Gluten is a protein found in wheat, rye, and barley. It is actually a pretty cool glue like protein that holds foods together and results in that gooey consistency that people love in baked goods. Contrary to what I and many others once thought based on gluten’s lower digestibility score, it may not actually be that bad for muscle protein synthesis .
What many people don’t know is that a gluten-free diet is not going to result in more weight loss when we control for calories and protein, and gluten-free products are definitely not automatically healthier .
In fact, gluten-free products tend to be 2 to 3 times more expensive and many times are higher in calories and lower in fiber and protein than their gluten containing counterparts [3-7].
So, if you don’t have celiac disease or any digestive symptoms it is probably not in your best interest nutritionally or socially to militantly avoid gluten.
Now, what if you are worried that you have celiac disease or an autoimmune or digestive problem with gluten?
First, celiac disease is for sure a thing and it appears to affect 0.7 to 1.4% of people depending on how it is diagnosed . For a thorough review of the pathophysiology and diagnostic criteria of celiac disease see the review by Leonard et al., 2017 in JAMA  or the review by Caio et al., 2019.
A lifelong gluten-free diet is currently the only viable treatment for celiac disease, although not all individuals with celiac disease respond to a gluten-free diet  and the threshold of gluten tolerance seems to be highly individual and debated .
Additionally, many people who think they are following a gluten free diet are probably encountering small amounts of gluten [13, 14] and to truly consume a diet completely void of gluten is likely very difficult , but does look to be possible .
“Following a gluten-free diet for treatment of celiac disease was reportedly more burdensome than treatments for type 1 diabetes, IBS, inflammatory bowel disease, and congestive heart failure. Those with end-stage renal disease on hemodialysis were the only group to report a higher treatment burden than those with celiac disease.”
-Silvester et al., 2021 
What’s even more vehemently debated is whether non-celiac gluten sensitivity (NCGS) or non-celiac wheat sensitivity (NCWS) are real or even independently caused by gluten and/or wheat [17-23].
A recent systemic review and meta-analysis of gluten re-challenge studies in individuals with NCGS by Lionetti et al., 2017 found that there was no real significant difference in the percentage of patients that responded to gluten versus a placebo .*
This may leave many to the knee-jerk reaction that NCGS or NCWS aren’t even real, but what’s clear is that these individuals have digestive symptoms and/or problems outside of their gastro intestinal tract.
The real culprit here may be something called FODMAPs which are fermentable carbohydrates that are also found in wheat [19, 25, 26]. However, it is important to note that there are highly individually variable responses here and some people are certainly reactive to gluten .
This subject is extremely complex and involves a lot of acronyms and fancy words. What I think is unhelpful is the over simplification that gluten is BAD and everyone should avoid it or that gluten is not a problem and everyone can just eat it.
The first step if someone believes they have a problem with gluten is to undergo testing for celiac disease and a wheat allergy with a qualified medical professional.
Even if celiac disease testing comes back negative a lower FODMAP diet and gluten-free diet may be initiated.

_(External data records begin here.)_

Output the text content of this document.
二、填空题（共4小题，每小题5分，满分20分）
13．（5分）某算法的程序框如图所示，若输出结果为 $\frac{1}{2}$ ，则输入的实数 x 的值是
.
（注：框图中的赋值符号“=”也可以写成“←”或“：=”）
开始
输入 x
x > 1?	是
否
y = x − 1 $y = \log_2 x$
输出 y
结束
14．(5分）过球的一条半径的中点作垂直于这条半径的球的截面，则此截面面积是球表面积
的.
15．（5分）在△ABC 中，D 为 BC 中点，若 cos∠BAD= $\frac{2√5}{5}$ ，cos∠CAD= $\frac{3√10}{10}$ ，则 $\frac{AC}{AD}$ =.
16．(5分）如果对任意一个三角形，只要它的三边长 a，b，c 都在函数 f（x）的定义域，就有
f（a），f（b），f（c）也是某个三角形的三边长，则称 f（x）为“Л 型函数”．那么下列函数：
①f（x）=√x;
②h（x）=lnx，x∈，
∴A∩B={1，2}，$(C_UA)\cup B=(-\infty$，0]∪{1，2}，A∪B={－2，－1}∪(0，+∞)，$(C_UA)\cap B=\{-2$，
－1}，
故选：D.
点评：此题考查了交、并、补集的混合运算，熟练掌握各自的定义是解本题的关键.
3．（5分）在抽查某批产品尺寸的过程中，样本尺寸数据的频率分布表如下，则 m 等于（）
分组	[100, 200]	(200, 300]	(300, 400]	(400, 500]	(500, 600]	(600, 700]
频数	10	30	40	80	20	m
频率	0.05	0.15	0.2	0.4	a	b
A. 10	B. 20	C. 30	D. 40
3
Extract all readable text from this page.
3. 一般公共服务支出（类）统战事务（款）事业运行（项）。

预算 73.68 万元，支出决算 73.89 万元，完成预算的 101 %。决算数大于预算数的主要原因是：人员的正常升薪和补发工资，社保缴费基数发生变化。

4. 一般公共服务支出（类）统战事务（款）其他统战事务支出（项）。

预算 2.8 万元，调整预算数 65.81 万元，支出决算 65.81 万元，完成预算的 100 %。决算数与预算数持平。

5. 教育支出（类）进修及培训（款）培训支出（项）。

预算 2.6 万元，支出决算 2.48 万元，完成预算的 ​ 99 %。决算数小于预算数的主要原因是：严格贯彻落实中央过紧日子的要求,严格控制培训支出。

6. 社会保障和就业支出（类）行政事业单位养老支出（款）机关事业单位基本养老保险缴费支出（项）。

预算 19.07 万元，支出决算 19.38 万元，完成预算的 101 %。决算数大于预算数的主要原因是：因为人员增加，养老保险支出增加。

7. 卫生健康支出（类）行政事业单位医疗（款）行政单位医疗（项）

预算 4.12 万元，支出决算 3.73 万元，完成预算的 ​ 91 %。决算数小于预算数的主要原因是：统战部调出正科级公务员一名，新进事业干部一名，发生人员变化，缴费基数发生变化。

If these dietary changes alleviate symptoms a double-blind gluten challenge (without FODMAPs) can help potentially identify the culprit and a reintroduction of FODMAPs may be initiated at 4 to 6 weeks to potentially find someone’s individual FODMAP tolerance. These types of dietary changes should probably not be done reactively or without the help of an extremely knowledgeable professional who is also aware of the problems associated with the noceboes and placebos of this realm.
“In general, the implementation of a GFD and a low-FODMAP diet in NCGS patients should be considered if improvement of clinical manifestations is seen, but medical and dietitian advice is recommended to prevent any nutritional deficiencies that could appear due to the dietary restrictions.”
-Cárdenas-Torres et al., 2021 
*“The overall pooled percentage of patients with a diagnosis of NCGS relapsing after a gluten challenge was 36% as compared to 31% relapsing after placebo (p = 0.2) which is statistically non-significant. [However], the overall pooled percentage of patients with a diagnosis of NCGS relapsing after a gluten challenge performed according to the Salerno criteria was significantly higher as compared to the percentage of patients relapsing after placebo (40 vs. 24%; p = 0.003)”.